‘Policy clusters’ are a portrayal of the leadership demeanour while taking advantage of the demographic and social characteristics of the population. Rapid deployment within the first two weeks of index case notification results in rapid identification of the infected, their contacts and a combination of quarantine and isolation will result in slowing down the epidemic. These actions require political commitment and resolute use of experts in epidemic management i.e political cluster.
In our African story, we see a few countries that took this approach. On the face of it, these countries would appear like they have the biggest burden, but they are more likely to manage the epidemic better. They cut transmission significantly and avoid infections among the vulnerable populations especially if they sustain the strategy; aggressive identification of the infected, isolation, contact tracing, quarantine, and testing. Through this aggression, their graphs will rise suddenly, with a potential to slow down later or flatten earlier. Countries in this category include Mauritius, Mali, Madagascar, South Africa, Rwanda, Uganda, Burkina-Faso and Ghana. Within the first ten days after index case notification, the number of cases in this cluster ranged from 27 in Ghana to 94 in Mauritius and by the 15th day (two weeks, their numbers ranged from 48 in Uganda to 161 in Mauritius. By the 15th day, Ghana, Burkina Faso and South Africa had reported 141 cases, 114 cases, 150 cases and 161 cases respectively.
The second cluster of countries delay in testing and identifying cases within the first two weeks after index case notification. They initially paint a calming picture of ‘no cases’ or very few cases, albeit with a swelling and potentially explosive underbelly but when they accelerate testing and other containment measures, cases start rising. Depending on their implementation speed these countries may either remain in their cluster or tend towards the first cluster. This cluster of countries had between 12 and 25 cases by the 10th day and barely 30 cases by the end of two weeks. The swelling underbelly in this cluster can produce a late exponential rise in cases and easily overwhelm the health system. However, this cluster had a window of opportunity to change the course of the epidemic within the next 10 days or so after the expiry of the first two weeks-(decisive period). Countries like Kenya, Djibouti, DRC, Niger, Tunisia, Algeria, Tanzania and Guinea Bissau fall in this category. A close look at these countries reveals exponential rises is Niger, Algeria, Tunisia and Djibouti by the 30th day.
The last ‘policy cluster’ is what I’d call late responders. In my view, this is a dangerous cluster; one that shows a deceptively calm epidemic but hiding a real volcano below as the countries go into an unearned epidemic honeymoon. An extended delay in identification, notification, contact tracing, and management is an ominous sign because during the unearned honeymoon community transmission happens stealthily but precisely.

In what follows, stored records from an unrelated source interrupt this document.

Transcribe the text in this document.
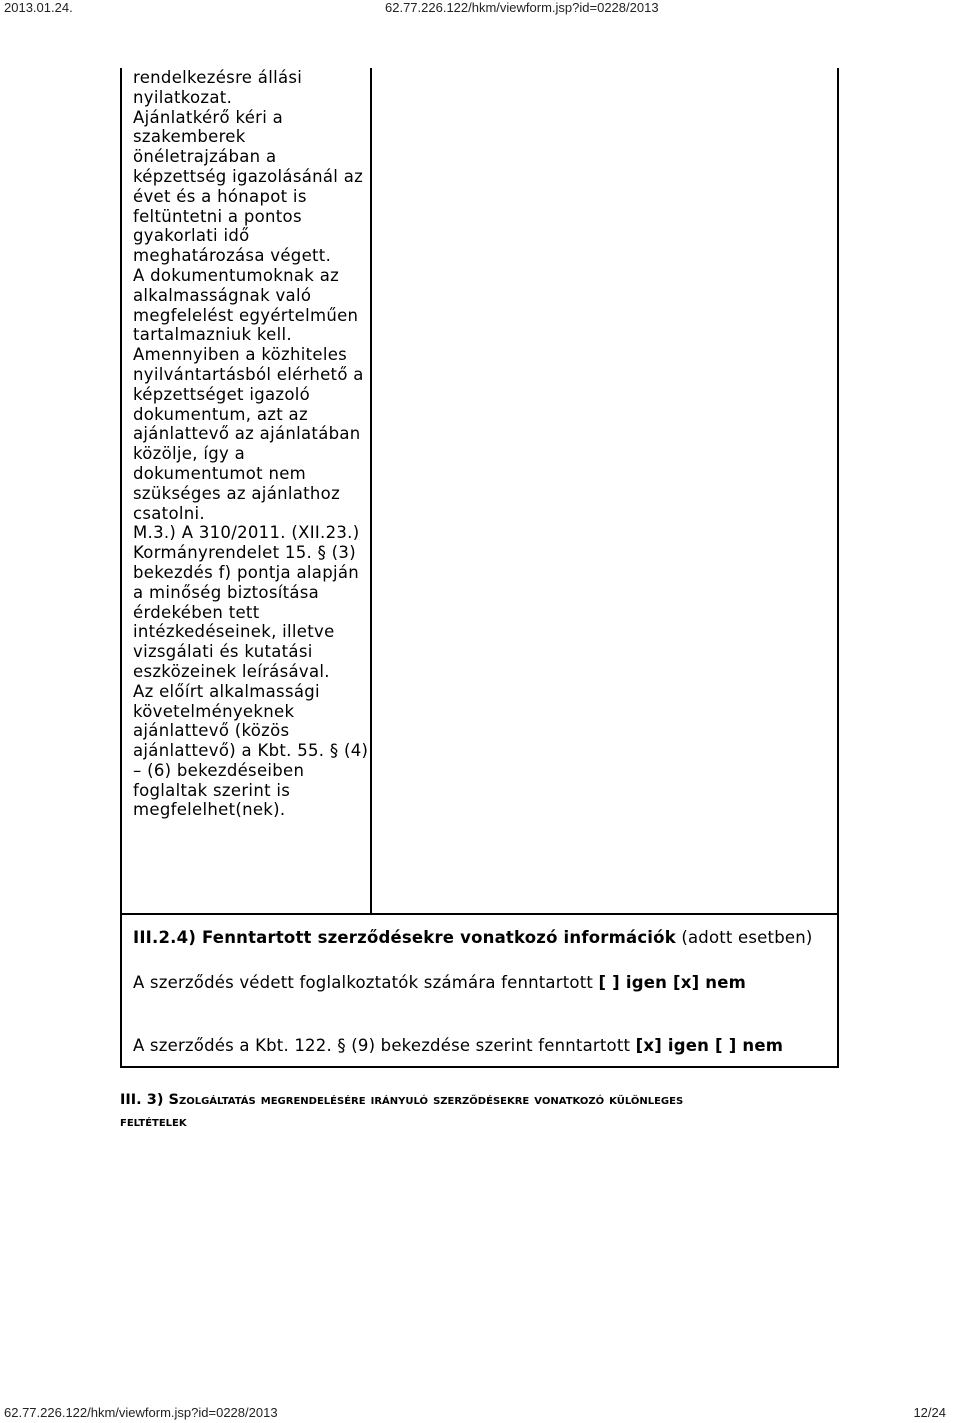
2013.01.24.	62.77.226.122/hkm/viewform.jsp?id=0228/2013

rendelkezésre állási nyilatkozat.

Ajánlatkérő kéri a szakemberek önéletrajzában a képzettség igazolásánál az évet és a hónapot is feltüntetni a pontos gyakorlati idő meghatározása végett.

A dokumentumoknak az alkalmasságnak való megfelelést egyértelműen tartalmazniuk kell.

Amennyiben a közhiteles nyilvántartásból elérhető a képzettséget igazoló dokumentum, azt az ajánlattevő az ajánlatában közölje, így a dokumentumot nem szükséges az ajánlathoz csatolni.

M.3.) A 310/2011. (XII.23.) Kormányrendelet 15. § (3) bekezdés f) pontja alapján a minőség biztosítása érdekében tett intézkedéseinek, illetve vizsgálati és kutatási eszközeinek leírásával.

Az előírt alkalmassági követelményeknek ajánlattevő (közös ajánlattevő) a Kbt. 55. § (4) – (6) bekezdéseiben foglaltak szerint is megfelelhet(nek).

III.2.4) Fenntartott szerződésekre vonatkozó információk (adott esetben)
A szerződés védett foglalkoztatók számára fenntartott [ ] igen [x] nem
A szerződés a Kbt. 122. § (9) bekezdése szerint fenntartott [x] igen [ ] nem
III. 3) Szolgáltatás megrendelésére irányuló szerződésekre vonatkozó különleges
feltételek
62.77.226.122/hkm/viewform.jsp?id=0228/2013	12/24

Best examples of countries in this cluster are Egypt and Nigeria.
Despite the fact that they were among the first African countries to register a COVID-19 case, their delayed inaction continued to paint a deceptive picture of fewer than two cases in the first two weeks and less than ten cases on the 20th day. Egypt seemed to ‘wake up’ on the 38th day and thereafter the trajectory suddenly changed from a ‘non-increasing’ slope of their epidemic curve to the classical exponential curve and within three weeks, Egypt ranked among countries with the highest caseloads in Africa. Nigeria’s epidemic ‘wakeup’ call seems to have been delayed until the 50th day since the index case notification. At this point, Nigeria had reported 493 cases. To the naked eye, this may have passed as a well-contained epidemic but events in the following 12 days (up to 29th of April) reveal the volcano underneath. Nigeria’s cases rise by more than 350% from 493 to 1,728. Such is the African story told in low tones, but we must get megaphones and amplify the voice. The ‘epidemic decibels’ of the African COVID-19 story need to increase. Africa should not allow volcanoes to continue boiling underneath.
Through analysis of accumulating data, it is possible to decipher the described clustering and derive information that can challenge the status quo. Since the epidemic is evolving, the proposal is to look at the data intermittently, but as frequently as possible and spur discussions. While telling the African Story, the narrative would be incomplete without questioning the veracity of the data. The health information systems (HIS) is a critical component of the health systems all over the world. The strength of the African HIS is as good as the political and economic systems in the individual African countries. It is common knowledge that data is central to decision-making in health, and indeed, any other sector in the economy. The accuracy and quality of data in Africa may be wanting, owing to the poor health infrastructure and overall health system factors. We must, therefore, re-examine our health information systems as well as surveillance systems if we were to tell a cogent African story. As we endeavour to write the African story, we can pick cues from the continents where the pandemic hit first. We have the ‘advantage of second-born children’. We can learn from the experiences, mistakes, misdeeds, and opportunities of the first-born children (the countries where the epidemic hit first) but we should definitely adopt solutions that are realistic and applicable in our context.